No Action
A cancelled bet with the stake refunded — usually triggered by a postponed event, a scratched player, or voided conditions.
“No action” is the tag a sportsbook slaps on a bet when it cancels the wager and hands back your full stake. It kicks in when the conditions you bet under no longer hold. Think postponed or cancelled events, a scratched starting pitcher in baseball, a player withdrawal in tennis or golf, or a rule breach that voids the contest. When a bet goes no action, it’s as if you never placed it.
The rules differ by book and by sport. In baseball, plenty of bettors wager contingent on specific starting pitchers. Swap one out before first pitch and the book may rule the bet no action — unless you chose “action” status when you placed it. In football and basketball, games postponed and rescheduled inside a set window may still be graded, while those postponed indefinitely usually get voided.
For parlays and multi-leg tickets, a no-action leg typically trims the parlay rather than killing the whole ticket. The dead leg drops out and the survivors recalculate at adjusted combined odds. Know these rules before you bet and you’ll avoid confusion when a game goes sideways.
Example
You place a $200 bet on a tennis match between two players at +150 odds. The day before the match, one player withdraws with an injury. The book declares the bet “no action” because the event won’t happen as scheduled. Your $200 stake lands back in your account in full. No profit, no loss — the bet is wiped from your records as if it never existed.
Key Points
- Full refund: A no-action ruling returns the entire stake with no deductions.

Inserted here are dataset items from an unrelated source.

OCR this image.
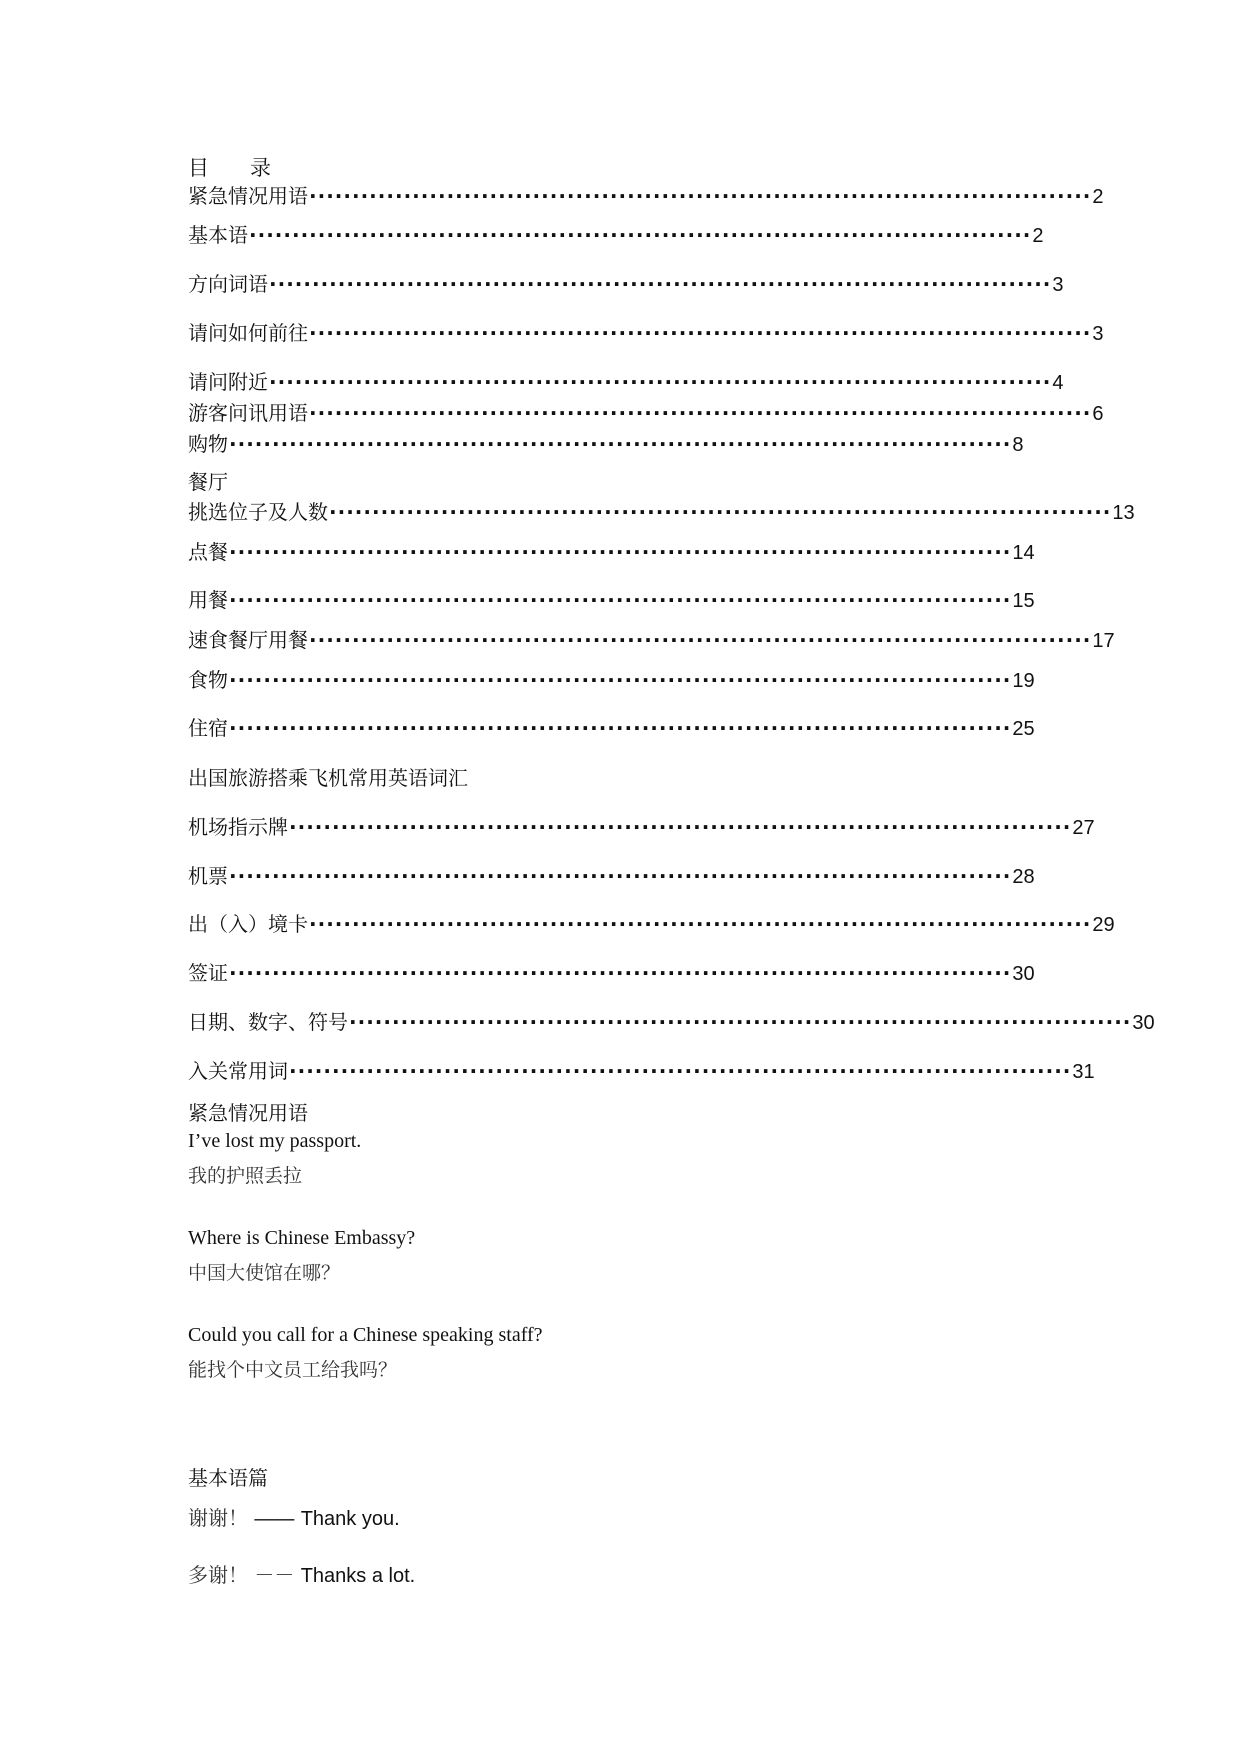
目　录
紧急情况用语 ··························································································· 2
基本语 ··························································································· 2
方向词语 ··························································································· 3
请问如何前往 ··························································································· 3
请问附近 ··························································································· 4
游客问讯用语 ··························································································· 6
购物 ··························································································· 8
餐厅
挑选位子及人数 ··························································································· 13
点餐 ··························································································· 14
用餐 ··························································································· 15
速食餐厅用餐 ··························································································· 17
食物 ··························································································· 19
住宿 ··························································································· 25
出国旅游搭乘飞机常用英语词汇
机场指示牌 ··························································································· 27
机票 ··························································································· 28
出（入）境卡 ··························································································· 29
签证 ··························································································· 30
日期、数字、符号 ··························································································· 30
入关常用词 ··························································································· 31
紧急情况用语
I’ve lost my passport.
我的护照丢拉
Where is Chinese Embassy?
中国大使馆在哪？
Could you call for a Chinese speaking staff?
能找个中文员工给我吗？
基本语篇
谢谢！ —— Thank you.
多谢！ －－ Thanks a lot.
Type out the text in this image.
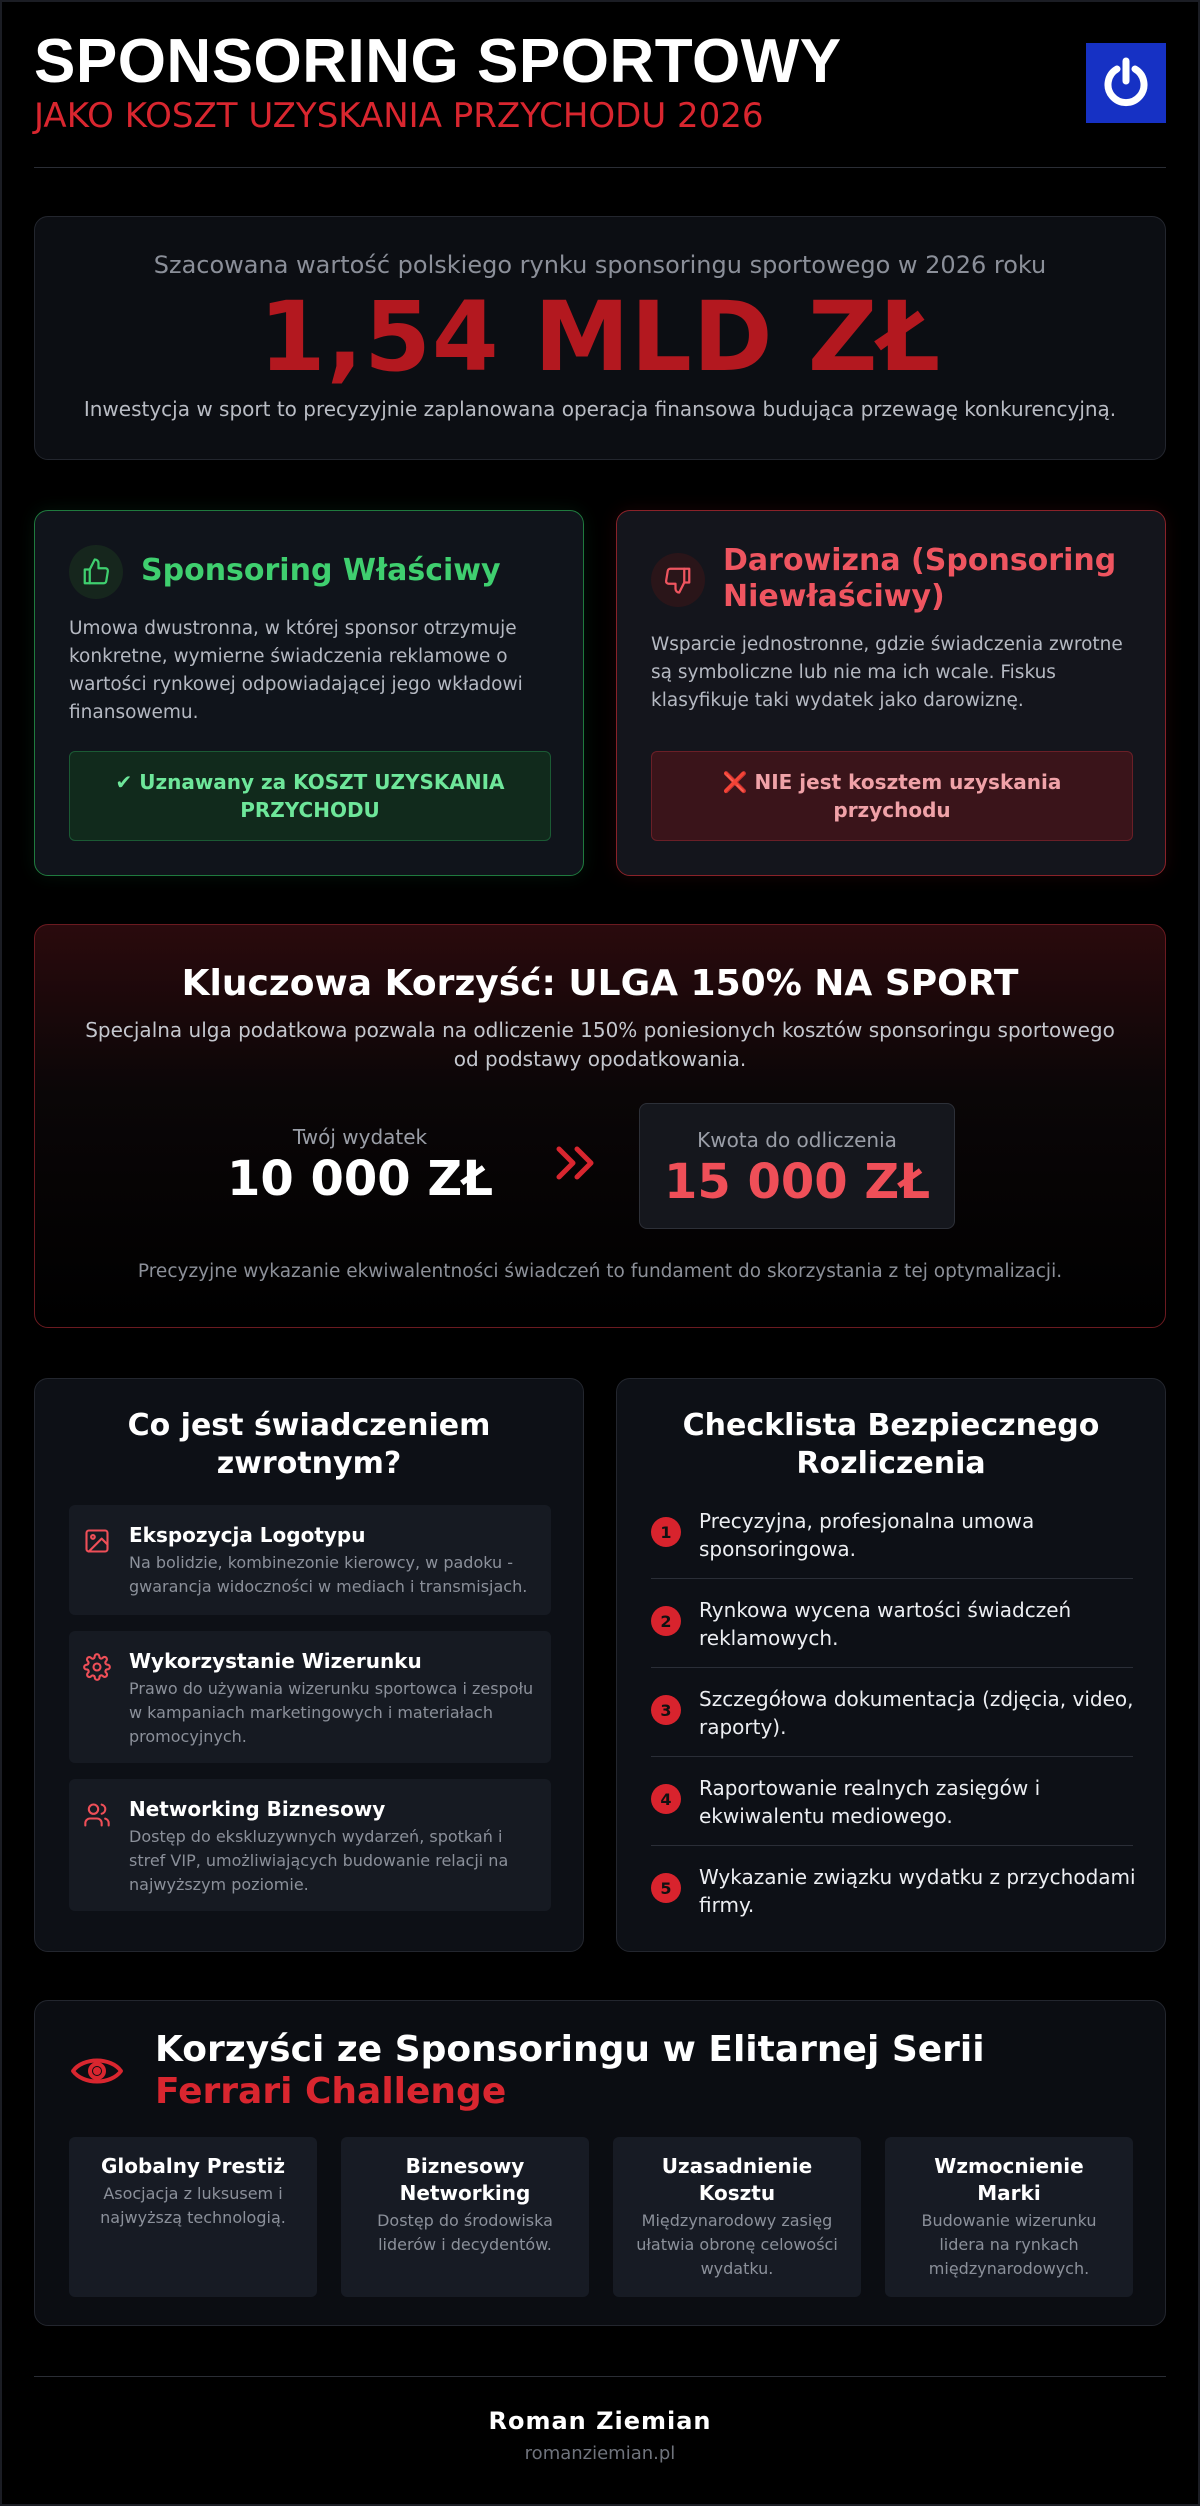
SPONSORING SPORTOWY
JAKO KOSZT UZYSKANIA PRZYCHODU 2026
Szacowana wartość polskiego rynku sponsoringu sportowego w 2026 roku
1,54 MLD ZŁ
Inwestycja w sport to precyzyjnie zaplanowana operacja finansowa budująca przewagę konkurencyjną.
Sponsoring Właściwy
Umowa dwustronna, w której sponsor otrzymuje konkretne, wymierne świadczenia reklamowe o wartości rynkowej odpowiadającej jego wkładowi finansowemu.
✔ Uznawany za KOSZT UZYSKANIA PRZYCHODU
Darowizna (Sponsoring Niewłaściwy)
Wsparcie jednostronne, gdzie świadczenia zwrotne są symboliczne lub nie ma ich wcale. Fiskus klasyfikuje taki wydatek jako darowiznę.
❌ NIE jest kosztem uzyskania przychodu
Kluczowa Korzyść: ULGA 150% NA SPORT
Specjalna ulga podatkowa pozwala na odliczenie 150% poniesionych kosztów sponsoringu sportowego od podstawy opodatkowania.
Twój wydatek
10 000 ZŁ
Kwota do odliczenia
15 000 ZŁ
Precyzyjne wykazanie ekwiwalentności świadczeń to fundament do skorzystania z tej optymalizacji.
Co jest świadczeniem zwrotnym?
Ekspozycja Logotypu
Na bolidzie, kombinezonie kierowcy, w padoku - gwarancja widoczności w mediach i transmisjach.
Wykorzystanie Wizerunku
Prawo do używania wizerunku sportowca i zespołu w kampaniach marketingowych i materiałach promocyjnych.
Networking Biznesowy
Dostęp do ekskluzywnych wydarzeń, spotkań i stref VIP, umożliwiających budowanie relacji na najwyższym poziomie.
Checklista Bezpiecznego Rozliczenia
1	Precyzyjna, profesjonalna umowa sponsoringowa.
2	Rynkowa wycena wartości świadczeń reklamowych.
3	Szczegółowa dokumentacja (zdjęcia, video, raporty).
4	Raportowanie realnych zasięgów i ekwiwalentu mediowego.
5	Wykazanie związku wydatku z przychodami firmy.
Korzyści ze Sponsoringu w Elitarnej Serii
Ferrari Challenge
Globalny Prestiż
Asocjacja z luksusem i najwyższą technologią.
Biznesowy Networking
Dostęp do środowiska liderów i decydentów.
Uzasadnienie Kosztu
Międzynarodowy zasięg ułatwia obronę celowości wydatku.
Wzmocnienie Marki
Budowanie wizerunku lidera na rynkach międzynarodowych.
Roman Ziemian
romanziemian.pl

- Common triggers: Postponed games, scratched pitchers, player withdrawals, and voided contests are the usual culprits.
- Sportsbook rules vary: Each book sets its own no-action policies, so read the house rules before you wager.
- Parlay impact: On multi-leg bets, a no-action leg usually shrinks the parlay to the remaining live picks instead of voiding the whole thing.
- Not the same as a loss: No action means cancelled, not lost. Your bankroll comes out untouched.